The following is a scenario in which a wireless retailer can leverage the benefits of video-driven business intelligence (video-driven BI) technology:

  1. The wireless retailer’s existing cameras and a DVR (or those provided by the video-driven BI vendor) capture video and audio footage.
  2. The vendor’s video-driven BI platform links with business data from the retailer’s POS system – like iQmetrix’s RQ Retail Management system, for example – and provides additional insight into other business data (e.g. motion detection) for specific areas of a store.
  3. The wireless retailer monitors reports for specific types of transactions or activities, and then drills down to view the specific video footage behind the transaction or activity to inform business decisions around improving the customer experience, increasing sales, streamlining operations, reducing theft and improving employee training.
  4. More sophisticated platforms allow the retailer to view recorded video (or even live video, if desired) via the web – on computers and mobile devices — so there’s no need to burn DVDs, email large video files, or visit individual stores to watch footage.

Increasing Profits for Wireless Retailers

Together, video surveillance and BI data can be used to increase profits related to:

  • Exception-based reporting: Identify any type of transaction.
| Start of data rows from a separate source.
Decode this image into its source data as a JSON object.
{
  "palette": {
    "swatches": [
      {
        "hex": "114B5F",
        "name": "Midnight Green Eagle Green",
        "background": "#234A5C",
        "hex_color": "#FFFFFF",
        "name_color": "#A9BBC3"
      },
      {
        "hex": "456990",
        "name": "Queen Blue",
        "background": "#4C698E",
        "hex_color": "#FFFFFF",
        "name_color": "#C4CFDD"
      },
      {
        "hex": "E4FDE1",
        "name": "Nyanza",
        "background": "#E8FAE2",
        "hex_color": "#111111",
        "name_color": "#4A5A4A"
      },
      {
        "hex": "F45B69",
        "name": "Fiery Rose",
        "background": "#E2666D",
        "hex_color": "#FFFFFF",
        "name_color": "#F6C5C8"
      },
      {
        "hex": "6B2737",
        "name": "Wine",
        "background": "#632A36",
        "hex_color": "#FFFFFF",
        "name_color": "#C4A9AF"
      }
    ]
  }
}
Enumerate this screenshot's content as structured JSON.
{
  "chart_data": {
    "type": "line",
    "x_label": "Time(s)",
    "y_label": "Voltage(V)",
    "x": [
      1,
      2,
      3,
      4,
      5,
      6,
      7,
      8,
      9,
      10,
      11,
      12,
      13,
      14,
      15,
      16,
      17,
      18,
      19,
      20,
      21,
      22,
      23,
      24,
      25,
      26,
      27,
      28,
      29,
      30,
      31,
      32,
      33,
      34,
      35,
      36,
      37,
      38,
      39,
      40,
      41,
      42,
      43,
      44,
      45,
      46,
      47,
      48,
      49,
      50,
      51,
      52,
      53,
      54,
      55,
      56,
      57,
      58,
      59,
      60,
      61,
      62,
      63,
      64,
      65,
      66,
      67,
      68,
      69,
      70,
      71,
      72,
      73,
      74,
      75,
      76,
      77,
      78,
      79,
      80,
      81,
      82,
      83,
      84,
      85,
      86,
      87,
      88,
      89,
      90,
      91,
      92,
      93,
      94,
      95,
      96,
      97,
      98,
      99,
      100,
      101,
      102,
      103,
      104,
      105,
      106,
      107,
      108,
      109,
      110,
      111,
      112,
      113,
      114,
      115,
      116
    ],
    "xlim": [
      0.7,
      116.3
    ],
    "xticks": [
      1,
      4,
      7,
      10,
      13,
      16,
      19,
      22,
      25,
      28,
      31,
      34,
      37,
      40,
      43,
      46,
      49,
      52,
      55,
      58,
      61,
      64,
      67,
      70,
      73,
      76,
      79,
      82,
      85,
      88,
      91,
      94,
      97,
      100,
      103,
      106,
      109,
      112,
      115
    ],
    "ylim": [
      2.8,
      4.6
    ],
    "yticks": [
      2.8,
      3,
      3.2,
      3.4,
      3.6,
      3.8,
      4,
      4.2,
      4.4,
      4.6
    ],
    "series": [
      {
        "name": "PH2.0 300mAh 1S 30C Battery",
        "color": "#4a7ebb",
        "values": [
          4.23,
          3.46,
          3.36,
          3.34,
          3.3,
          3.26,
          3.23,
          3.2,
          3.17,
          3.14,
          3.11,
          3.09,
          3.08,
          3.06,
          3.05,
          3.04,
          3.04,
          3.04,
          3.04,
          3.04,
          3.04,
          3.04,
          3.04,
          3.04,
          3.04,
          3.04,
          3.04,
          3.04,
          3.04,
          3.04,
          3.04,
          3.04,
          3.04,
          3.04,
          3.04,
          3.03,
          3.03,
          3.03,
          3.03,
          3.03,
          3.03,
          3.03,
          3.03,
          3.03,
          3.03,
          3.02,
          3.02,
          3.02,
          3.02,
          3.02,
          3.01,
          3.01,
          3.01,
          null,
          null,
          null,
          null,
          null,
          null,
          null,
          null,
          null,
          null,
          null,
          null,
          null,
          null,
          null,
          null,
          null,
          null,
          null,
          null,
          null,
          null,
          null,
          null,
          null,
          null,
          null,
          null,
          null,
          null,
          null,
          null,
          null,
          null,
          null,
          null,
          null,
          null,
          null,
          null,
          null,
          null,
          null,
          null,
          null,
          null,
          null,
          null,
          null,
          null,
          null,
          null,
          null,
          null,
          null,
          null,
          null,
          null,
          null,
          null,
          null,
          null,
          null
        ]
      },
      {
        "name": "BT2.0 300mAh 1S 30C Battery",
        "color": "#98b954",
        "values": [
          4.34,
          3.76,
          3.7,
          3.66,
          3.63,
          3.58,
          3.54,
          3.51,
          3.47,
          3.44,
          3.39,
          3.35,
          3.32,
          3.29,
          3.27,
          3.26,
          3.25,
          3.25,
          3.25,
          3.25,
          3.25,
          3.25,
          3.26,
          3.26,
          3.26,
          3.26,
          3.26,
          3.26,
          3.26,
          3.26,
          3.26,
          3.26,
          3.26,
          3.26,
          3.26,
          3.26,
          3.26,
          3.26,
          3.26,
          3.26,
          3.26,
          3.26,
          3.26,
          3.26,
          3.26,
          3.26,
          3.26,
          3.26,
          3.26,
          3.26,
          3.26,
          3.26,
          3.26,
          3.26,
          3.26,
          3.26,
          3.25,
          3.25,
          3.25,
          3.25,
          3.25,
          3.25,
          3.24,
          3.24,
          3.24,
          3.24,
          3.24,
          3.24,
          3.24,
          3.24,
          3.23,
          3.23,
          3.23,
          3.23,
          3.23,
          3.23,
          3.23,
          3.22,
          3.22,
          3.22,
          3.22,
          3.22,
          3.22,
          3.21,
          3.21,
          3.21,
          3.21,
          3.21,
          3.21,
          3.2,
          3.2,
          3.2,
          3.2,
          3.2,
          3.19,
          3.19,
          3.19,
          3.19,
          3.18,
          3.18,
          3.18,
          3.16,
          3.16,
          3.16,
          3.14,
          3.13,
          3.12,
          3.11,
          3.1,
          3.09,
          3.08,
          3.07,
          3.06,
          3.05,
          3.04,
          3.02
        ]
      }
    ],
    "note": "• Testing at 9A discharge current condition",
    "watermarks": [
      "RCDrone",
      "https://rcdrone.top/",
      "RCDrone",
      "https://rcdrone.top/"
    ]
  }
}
For example, if the goal is to increase attachment rates, reports can show clusters of transactions in which no accessories were sold, allowing a manager to sort and view transactions by top and bottom performers, and address poor performers as needed.
  • Invoice search: See and hear footage of specific invoice numbers. For example, if a particular invoice needs further investigation, a manager can simply type in the invoice number to see and hear footage of that precise transaction.
  • Motion search: View video over a given period with motion in specific areas of a store. For example, if handsets were stolen, a manager can access video from the day the theft occurred and highlight the area of the store where the theft took place. The platform will then zero in on a sequence of clips that include motion in that area of the store – allowing the manager to quickly identify suspicious activity related to the theft.